The passengers crowded around their skipper to better see what was causing all the commotion. When a huge, mottled head with a gaping mouth filled with large teeth suddenly poked out of the water, there was an immediate thinning of ranks as safer parts of the vessel were sought. Anderson heaved the 60-pound lingcod aboard, then calmly stated, “See ladies? That’s all there is to using a cod jig.”
Don Gordon once took a visiting Albertan on a day’s outing for salmon. They headed south from Comox, trying various locations along the eastern shoreline of Denman Island, then swinging across the mouth of Lambert Channel to fish along the eastern side of Hornby Island. The salmon refused to co-operate, so Don decided an hour or so of bottom fishing off the southern end of Denman Island would break the monotony. Shortly after their jigs had started probing the waters near Deep Bay, Gerald Muston’s rod suddenly bent under a heavy strain. The first thought crossing their minds was that he had snagged a sizeable chunk of underwater real estate. Then “bottom” suddenly started pulling line from the reel in a most fish-like manner.

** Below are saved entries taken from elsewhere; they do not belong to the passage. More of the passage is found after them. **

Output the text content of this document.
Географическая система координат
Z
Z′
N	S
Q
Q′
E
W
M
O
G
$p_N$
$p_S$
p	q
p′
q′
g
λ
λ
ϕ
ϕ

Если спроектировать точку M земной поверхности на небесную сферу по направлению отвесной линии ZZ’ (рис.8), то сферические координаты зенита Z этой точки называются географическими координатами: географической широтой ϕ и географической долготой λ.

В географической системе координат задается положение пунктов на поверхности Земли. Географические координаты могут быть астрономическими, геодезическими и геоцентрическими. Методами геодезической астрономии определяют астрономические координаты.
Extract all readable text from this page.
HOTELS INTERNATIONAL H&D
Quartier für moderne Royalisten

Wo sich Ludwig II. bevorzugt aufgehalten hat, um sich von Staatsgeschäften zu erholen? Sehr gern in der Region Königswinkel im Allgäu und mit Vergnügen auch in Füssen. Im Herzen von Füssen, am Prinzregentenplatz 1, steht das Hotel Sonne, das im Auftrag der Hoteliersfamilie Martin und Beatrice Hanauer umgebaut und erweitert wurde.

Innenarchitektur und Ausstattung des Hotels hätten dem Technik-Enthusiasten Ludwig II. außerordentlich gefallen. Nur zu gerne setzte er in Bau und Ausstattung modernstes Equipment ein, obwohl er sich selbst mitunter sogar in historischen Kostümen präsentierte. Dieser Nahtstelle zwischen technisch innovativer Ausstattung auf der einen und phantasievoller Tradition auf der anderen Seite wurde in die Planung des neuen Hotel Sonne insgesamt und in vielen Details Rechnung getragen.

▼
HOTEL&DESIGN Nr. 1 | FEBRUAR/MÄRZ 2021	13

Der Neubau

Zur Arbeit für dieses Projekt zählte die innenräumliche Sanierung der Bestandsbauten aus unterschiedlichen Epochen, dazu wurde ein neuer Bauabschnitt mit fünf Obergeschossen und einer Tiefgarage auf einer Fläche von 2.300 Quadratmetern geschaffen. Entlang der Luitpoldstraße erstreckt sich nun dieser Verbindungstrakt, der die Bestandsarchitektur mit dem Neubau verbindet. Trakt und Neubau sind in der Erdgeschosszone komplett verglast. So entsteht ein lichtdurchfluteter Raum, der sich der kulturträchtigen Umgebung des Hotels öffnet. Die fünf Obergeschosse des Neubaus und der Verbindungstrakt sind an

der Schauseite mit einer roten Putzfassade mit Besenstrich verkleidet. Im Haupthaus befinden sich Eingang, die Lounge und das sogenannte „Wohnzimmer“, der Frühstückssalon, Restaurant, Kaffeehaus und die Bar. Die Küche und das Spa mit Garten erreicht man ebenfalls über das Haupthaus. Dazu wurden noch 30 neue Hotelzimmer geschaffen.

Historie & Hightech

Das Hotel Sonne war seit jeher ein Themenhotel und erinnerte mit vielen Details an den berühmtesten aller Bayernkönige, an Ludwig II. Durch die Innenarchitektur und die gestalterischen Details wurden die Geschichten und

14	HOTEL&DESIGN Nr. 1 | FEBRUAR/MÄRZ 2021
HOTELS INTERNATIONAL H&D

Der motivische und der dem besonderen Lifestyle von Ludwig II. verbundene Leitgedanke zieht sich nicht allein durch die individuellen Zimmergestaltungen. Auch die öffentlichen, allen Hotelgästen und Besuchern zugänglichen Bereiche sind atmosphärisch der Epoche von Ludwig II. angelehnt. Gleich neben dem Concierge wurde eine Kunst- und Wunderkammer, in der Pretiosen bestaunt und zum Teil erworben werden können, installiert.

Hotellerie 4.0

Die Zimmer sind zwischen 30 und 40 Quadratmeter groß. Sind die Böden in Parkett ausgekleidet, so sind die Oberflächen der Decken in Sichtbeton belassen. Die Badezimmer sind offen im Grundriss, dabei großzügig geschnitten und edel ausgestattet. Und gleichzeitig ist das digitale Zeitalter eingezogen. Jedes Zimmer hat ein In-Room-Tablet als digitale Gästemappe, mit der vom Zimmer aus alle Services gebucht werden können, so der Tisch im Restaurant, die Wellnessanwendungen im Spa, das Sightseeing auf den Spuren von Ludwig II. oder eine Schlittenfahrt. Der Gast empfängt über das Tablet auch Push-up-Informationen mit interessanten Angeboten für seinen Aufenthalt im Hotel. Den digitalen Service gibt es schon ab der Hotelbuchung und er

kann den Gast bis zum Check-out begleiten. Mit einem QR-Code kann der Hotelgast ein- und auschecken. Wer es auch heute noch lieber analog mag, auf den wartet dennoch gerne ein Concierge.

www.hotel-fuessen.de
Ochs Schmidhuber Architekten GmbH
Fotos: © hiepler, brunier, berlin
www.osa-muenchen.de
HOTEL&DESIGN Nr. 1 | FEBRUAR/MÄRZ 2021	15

Don manned the controls, jockeying the boat’s position while Gerald strained his 25-pound-test line to the breaking point. The battle continued for some 45 minutes before the “thing” was finally derricked to the surface. The next problem facing the duo was what to do with the dining-room-table-sized skate that was floundering at boatside.
“I gaffed it through the snout,” Don related, “and we hauled it into the boat. Problem was it took up the whole cockpit.” He chuckled and shook his head as he recalled the event. “We retired rather quickly to the cabin to think about our next move. It did a pretty good job of rearranging the tackle boxes and rods before I finally found a hammer in the tool box. I reached out through the hatch and belted it between the eyes—which is what I should have done before we brought it over the side.”

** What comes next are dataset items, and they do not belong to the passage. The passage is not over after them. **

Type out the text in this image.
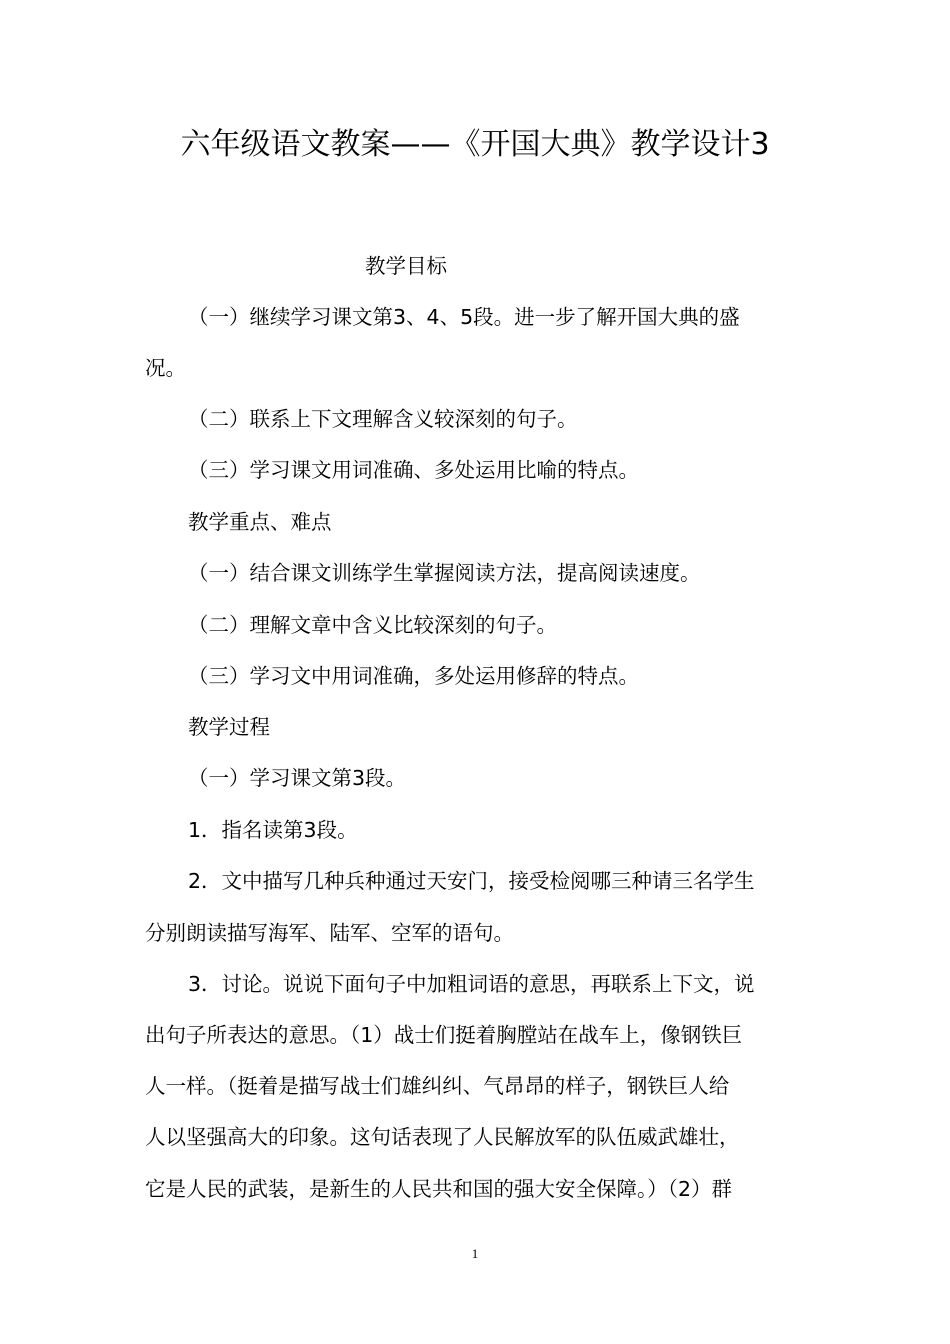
六年级语文教案——《开国大典》教学设计3

教学目标

（一）继续学习课文第3、4、5段。进一步了解开国大典的盛

况。

（二）联系上下文理解含义较深刻的句子。

（三）学习课文用词准确、多处运用比喻的特点。

教学重点、难点

（一）结合课文训练学生掌握阅读方法，提高阅读速度。

（二）理解文章中含义比较深刻的句子。

（三）学习文中用词准确，多处运用修辞的特点。

教学过程

（一）学习课文第3段。

1．指名读第3段。

2．文中描写几种兵种通过天安门，接受检阅哪三种请三名学生

分别朗读描写海军、陆军、空军的语句。

3．讨论。说说下面句子中加粗词语的意思，再联系上下文，说

出句子所表达的意思。（1）战士们挺着胸膛站在战车上，像钢铁巨

人一样。（挺着是描写战士们雄纠纠、气昂昂的样子，钢铁巨人给

人以坚强高大的印象。这句话表现了人民解放军的队伍威武雄壮，

它是人民的武装，是新生的人民共和国的强大安全保障。）（2）群

1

The big skate was later weighed on government-approved scales—a very respectable 80 pounds. It also supplied a veritable mountain of tasty meat for the freezer.
It is vignettes such as these that lure many of us out in small boats to probe the sea’s bottom. More often than not, for every monster hooked, there are hundreds of smaller fish with which to contend. But even lesser fish offer excitement and the chance to put food on the table.

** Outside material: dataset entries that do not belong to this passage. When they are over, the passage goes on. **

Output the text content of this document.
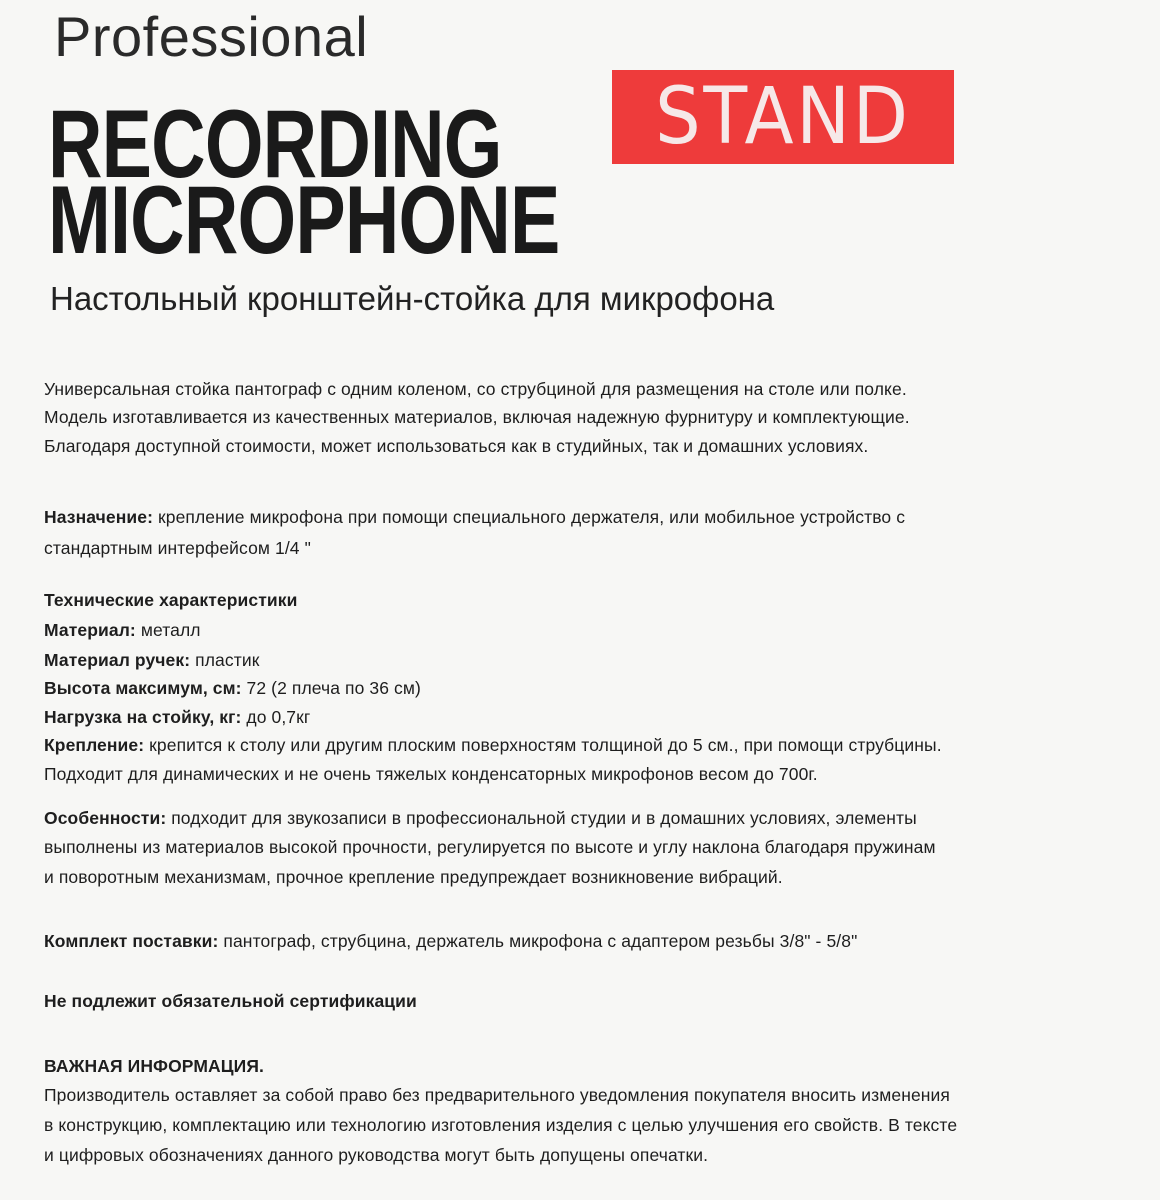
Professional
RECORDING
MICROPHONE
STAND
Настольный кронштейн-стойка для микрофона
Универсальная стойка пантограф с одним коленом, со струбциной для размещения на столе или полке.
Модель изготавливается из качественных материалов, включая надежную фурнитуру и комплектующие.
Благодаря доступной стоимости, может использоваться как в студийных, так и домашних условиях.
Назначение: крепление микрофона при помощи специального держателя, или мобильное устройство с
стандартным интерфейсом 1/4 "
Технические характеристики
Материал: металл
Материал ручек: пластик
Высота максимум, см: 72 (2 плеча по 36 см)
Нагрузка на стойку, кг: до 0,7кг
Крепление: крепится к столу или другим плоским поверхностям толщиной до 5 см., при помощи струбцины.
Подходит для динамических и не очень тяжелых конденсаторных микрофонов весом до 700г.
Особенности: подходит для звукозаписи в профессиональной студии и в домашних условиях, элементы
выполнены из материалов высокой прочности, регулируется по высоте и углу наклона благодаря пружинам
и поворотным механизмам, прочное крепление предупреждает возникновение вибраций.
Комплект поставки: пантограф, струбцина, держатель микрофона с адаптером резьбы 3/8" - 5/8"
Не подлежит обязательной сертификации
ВАЖНАЯ ИНФОРМАЦИЯ.
Производитель оставляет за собой право без предварительного уведомления покупателя вносить изменения
в конструкцию, комплектацию или технологию изготовления изделия с целью улучшения его свойств. В тексте
и цифровых обозначениях данного руководства могут быть допущены опечатки.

There is no disputing the fact that salmon are, and will, we hope, remain the glamour fish of British Columbia’s saltwater scene. No one who has ever tangled with an acrobatic coho or a supercharged Chinook will deny their fighting abilities. However, this unabashed love affair with salmon contributes to the lack of exploitation of several other species available for recreational angling.
One of my well-used reference books, Fishes of the Pacific Coast of Canada, lists 271 species of saltwater-dwelling fish. The majority are either too small or too inaccessible to consider for recreational fishing, but there are more than enough left over to pique the interest of anglers who might be eager to try something different. Shark fishing is an intriguing example.
Excluding Pacific dogfish, of nine shark species said to occur off the British Columbia coast, four are actively sought as game fish in other parts of the world. Showing their approximate maximum size in brackets, they are the sixgill (25 feet), thresher (25 feet), salmon (10 feet), and blue (25 feet).
Let’s face it, with fish of these sizes, anglers accustomed to using outstretched hands to indicate the size of their catch would have to adopt the “Texas method” of measuring between the eyes.
Many species of fish capable of attaining large sizes and hefty weights are known to frequent coastal waters. That most are not considered “game fish” in the eyes of salmon-oriented anglers borders on the ridiculous.